M.K. Asante Jr., an author, filmmaker and tenured professor, was born in Zimbabwe, but moved to America when he was young with his parents and brother, Uzi. He has toured over 40 countries lecturing at various events and universities and has been deemed “The Voice of a New Generation.” Asante was the keynote speaker at one of the African Diaspora Month events sponsored by Loyola’s African Student Union.

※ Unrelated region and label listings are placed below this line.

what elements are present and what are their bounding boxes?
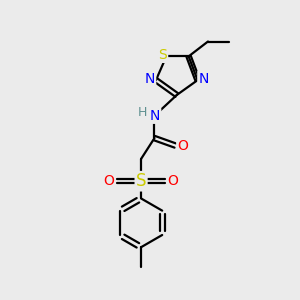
Text: O: O [103,174,114,188]
Text: O: O [177,139,188,152]
Text: N: N [150,109,160,123]
Text: S: S [136,172,146,190]
Text: O: O [168,174,178,188]
Text: N: N [198,72,209,86]
Text: S: S [158,48,167,62]
Text: H: H [138,106,147,119]
Text: N: N [145,72,155,86]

Growing up in a severely impoverished area of “Killadelphia, Pistolvannia,” Asante was exposed to violence, drugs and sex his entire life. In his latest novel “Buck,” Asante recalls the events of his life between the ages of 13 and 18. The majority of the lecture was spent on Asante telling stories from his difficult childhood such as getting kicked out of every school he attended, watching his mother fall into deep depression and ultimately becoming suicidal, the arrest and relocation of his brother and his father abandoning their family. Asante was left alone with two options: he could sink or swim.
Asante interjected random rap lyrics to his lecture, making them up on the spot. He called it “rap Tourette’s,” and said throughout his entire life he constantly rapped rap lyrics all day. Asante closed the lecture by encouraging the audience to use education and the knowledge around them to brighten their futures and make the world a better place. Maggie Kenna, a first-year, said, “[Asante] was easy to relate to because I felt he knew the challenges people of our generation face today…he offered encouragements and solutions.”
Asante attended an alternative school where he found his passion for reading and writing. Reading taught him to strive for freedom from his impoverished lifestyle and he used words and language to liberate himself like a modern day slave. Asante explained how he began to understand that knowledge could open up many new doors, saying, “Education is your passport for the future.” Asante urged the audience to make a difference and to strive for greatness, never settling for average.
The opening quote of “Buck” and the metaphor he lives by is, “If you make an observation, you have an obligation.” Asante explained that it is easy to ask why we don’t have something but the answer will always be, “because you have not invented it or made it yet.”